# Die filer overload



## 682bear (Jul 29, 2020)

Yesterday I picked up a crate with 3 die filing machines in it... it was a craigslist find.

One is an Ideal Duplex machine... it needs cleaning and the on/off switch is a little wonky, but it seems to work smoothly. I'll have to play with it and see if I can figure out how to work everything on it.




The other 2 are both Illinois Tool Works filers... they are both complete machines, one runs smoothly, the other has a motor issue that I have determined to be a faulty centrifugal switch.







All 3 need cleaning up badly... they were all owned by a tool and die shop in northeastern Ohio (I bought them from the shop)... I was told that they were last used in the mid- 1980s and have been stored in a barn since.

-Bear


----------



## 682bear (Jul 29, 2020)

The shop that I bought these from still had the paperwork on file from when they first purchased the Ideal machine new.
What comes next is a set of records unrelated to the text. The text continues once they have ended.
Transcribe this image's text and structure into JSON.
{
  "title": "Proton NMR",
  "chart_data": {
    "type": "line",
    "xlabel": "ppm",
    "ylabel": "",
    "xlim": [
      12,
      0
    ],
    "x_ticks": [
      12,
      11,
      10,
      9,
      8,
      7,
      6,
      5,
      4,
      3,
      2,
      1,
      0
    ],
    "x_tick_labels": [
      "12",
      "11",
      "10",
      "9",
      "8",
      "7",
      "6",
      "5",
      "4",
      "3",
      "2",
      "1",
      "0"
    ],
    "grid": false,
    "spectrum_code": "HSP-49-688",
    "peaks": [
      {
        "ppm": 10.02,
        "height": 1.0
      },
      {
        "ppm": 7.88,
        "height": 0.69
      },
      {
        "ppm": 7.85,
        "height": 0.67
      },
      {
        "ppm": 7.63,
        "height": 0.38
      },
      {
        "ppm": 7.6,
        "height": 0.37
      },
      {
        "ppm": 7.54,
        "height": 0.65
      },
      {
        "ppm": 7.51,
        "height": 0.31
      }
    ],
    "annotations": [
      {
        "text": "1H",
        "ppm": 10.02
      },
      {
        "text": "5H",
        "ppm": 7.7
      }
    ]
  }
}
They gave me the file... I thought someone here might find this interesting.
	

		
			
		

		
	















-Bear


----------



## francist (Jul 29, 2020)

Wow, very cool! Machine plus original paperwork doesn’t come around every day. What a great find 

-frank


----------



## Winegrower (Jul 29, 2020)

That is a terrific find.   I love my Butterfly die filer.


----------



## benmychree (Jul 29, 2020)

I like your Hendy lathe more ----


----------



## matthewsx (Jul 30, 2020)

Nice, I haven't used my die filer much since I fixed it up but I know it will come in handy.

John


----------



## craniac (Jul 30, 2020)

I love my die filer, not that its the *most* useful machine, just because. Maybe they're making a comeback- like shapers.

Tim


----------



## JRaut (Jul 30, 2020)

Super cool, I'd be happy to take one off your hands if you don't need all 3!


----------



## 682bear (Jul 30, 2020)

JRaut said:


> Super cool, I'd be happy to take one off your hands if you don't need all 3!




I may have one for sale eventually... I'm still in the process of evaluating everything and seeing what works or doesn't work... where are you located?

-Bear


----------



## Cr23484 (Aug 4, 2020)

Nice find !
Love my two die filers, butterfly and all american. 
Made some stone holders in different grits.


----------